The Subversive Seventies is a global exploration. From the Fiat factory complex in Turin, Italy to the Lip watch factory in France; from the auto plants in Detroit to the auto plant in Lordstown, Ohio workers were on the rise. In the streets of Oakland, New York City, Chicago and many other US cities where the Black Panthers had organized to the streets of urban South Africa and Santiago, Chile, the revolutionary surge was both grassroots and widespread. Japanese radicals and farmers fought against an airport extension by camping on the land intended for the project. In Kwangju, Korea, the residents set up their own municipal government after being attacked and cut off by the regime in Seoul. It lasted less than a week, but it lives on in the spirit of the southern Korean left. The crackdowns by the states being challenged were quite often brutal and even murderous. Some on the Left responded with their own armed attacks—the Weatherman/Weather Underground chose targets chosen for their connection to the US war on the Vietnamese, Black Americans and US imperialism in general.
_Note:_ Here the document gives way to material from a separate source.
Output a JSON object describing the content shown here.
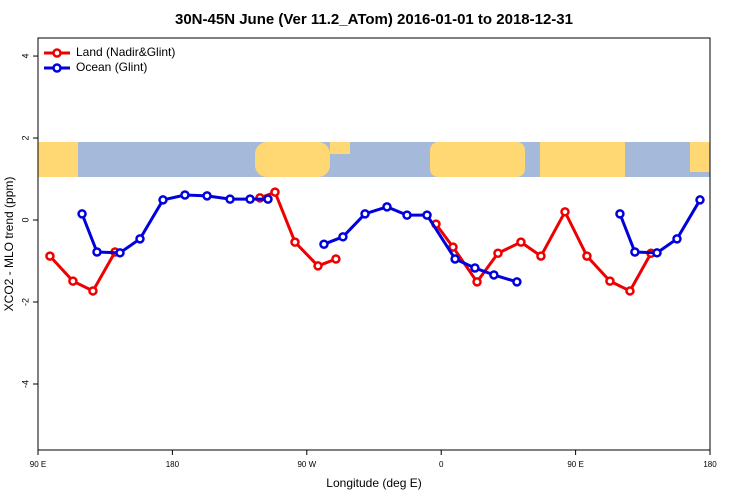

In Germany, the targets of the Rote Armee Fraktion were US military installations, law enforcement and capitalists with bloody hands. In Italy, the fascists took advantage of the fear produced by the Italian media and politicians; fascist bombings were calculated to cause mass casualties and blamed on the Left. Meanwhile the Left armed militants of the Rote Brigada captured and killed a politician when their demands were not met. It is Hardt’s contention that these groups involved in armed struggle operated in ways which were appropriate to the situation, but it was the groups building popular organizations that held the key to a potentially new world. As we know, it was (and is) a world that the capitalists and their cohorts were intent on defeating.
Antinuclear struggles, feminist awakenings, gay liberation and liberation theologies are all incorporated into this clearly written and studiously researched discussion of the 1970s and the possibilities of popular power that decade represented. The fact that we are still fighting many of the battles introduced in this text does not detract from the successes of that decade or the lessons learned. It does remind us of the powers arrayed against; powers more entrenched and more desperate. This makes The Subversive Seventies both a history of the past and a portent of a potential future.